Bintang Toedjoeh merupakan salah satu produsen jamu (atau produk-produk kesehatan lainnya) yang terbesar di Indonesia dan Bintangin merupakan varian terbaru yang direlease kepada publik.

Dilihat dari segi harga yang berada di kisaran Rp 1000,-/pieces, segmentasi produk sepertinya jelas menyasar konsumen menengah ke bawah. Namun walau dengan harga terjangkau. Bintangin tetap punya komitmen low price high quality untuk setiap produknya...setidaknya itu saya ketahui dari penjelasan iklannya.

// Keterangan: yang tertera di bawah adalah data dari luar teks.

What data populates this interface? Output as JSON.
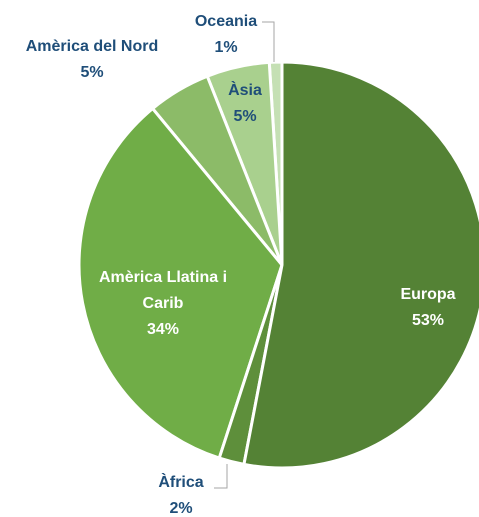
{
  "chart_data": {
    "type": "pie",
    "categories": [
      "Europa",
      "Àfrica",
      "Amèrica Llatina i Carib",
      "Amèrica del Nord",
      "Àsia",
      "Oceania"
    ],
    "values": [
      53,
      2,
      34,
      5,
      5,
      1
    ],
    "value_labels": [
      "53%",
      "2%",
      "34%",
      "5%",
      "5%",
      "1%"
    ],
    "colors": [
      "#548235",
      "#5e8f3b",
      "#70ad47",
      "#8cbb68",
      "#a9d08e",
      "#c5e0b4"
    ]
  }
}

Untuk targeting, kita bisa mendasarkan pada kehadiran produk ini di berbagai tempat ditambah lagi dengan harga produknya yang tergolong ramah bagi kantong siapa saja, tak mengejutkan jika jutaan bungkus Bintangin telah dikonsumsi oleh masyarakat setiap tahunnya.

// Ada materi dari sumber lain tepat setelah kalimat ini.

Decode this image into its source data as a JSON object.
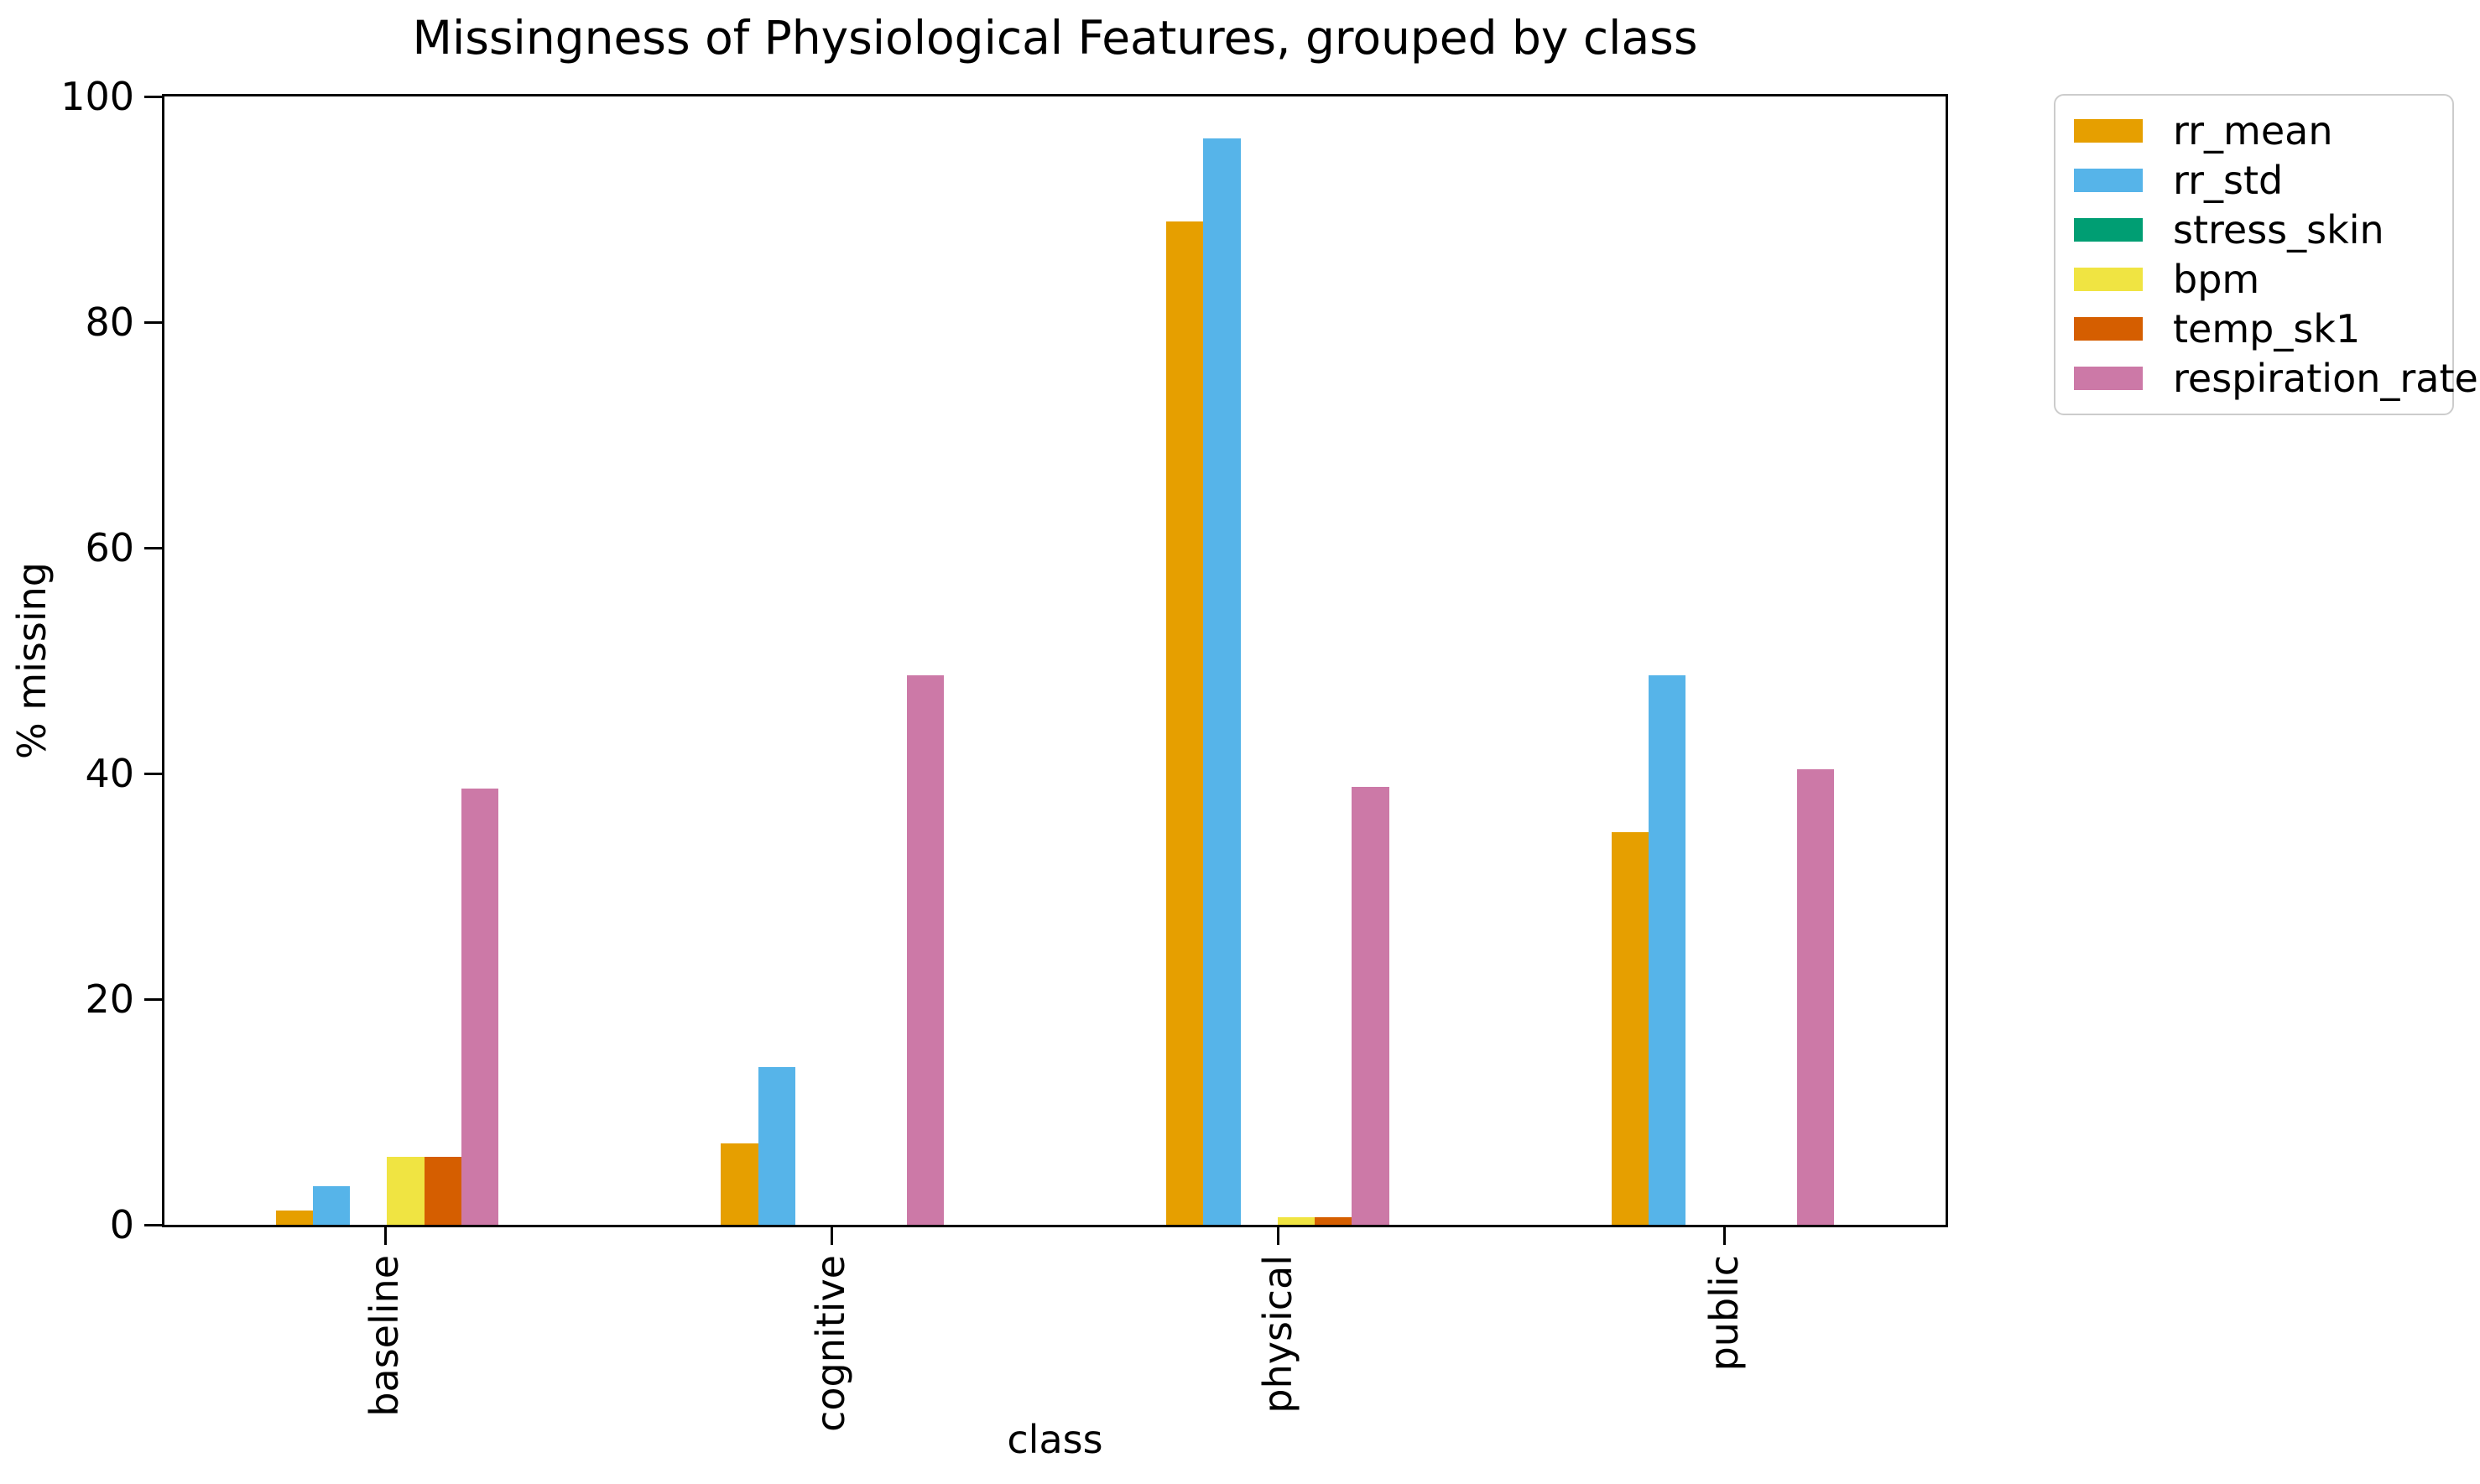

Tidak terlihat jelas positioning apa yang ingin dibangun oleh produsen terharap konsumen tentang produk Bintangin. Hanya sepenggal kalimat, “untuk tolak angin, tak mesti pintar” yang saya tangkap sebagai penekanan keunggulan produk yang secara umum sama seperti jenis produk bertemakan jamu-jamuan semacamnya. Mungkin produsen ingin menunjukkan kesederhanaan yang dimiliki dari segi konsep dan merakyat dari segi harga.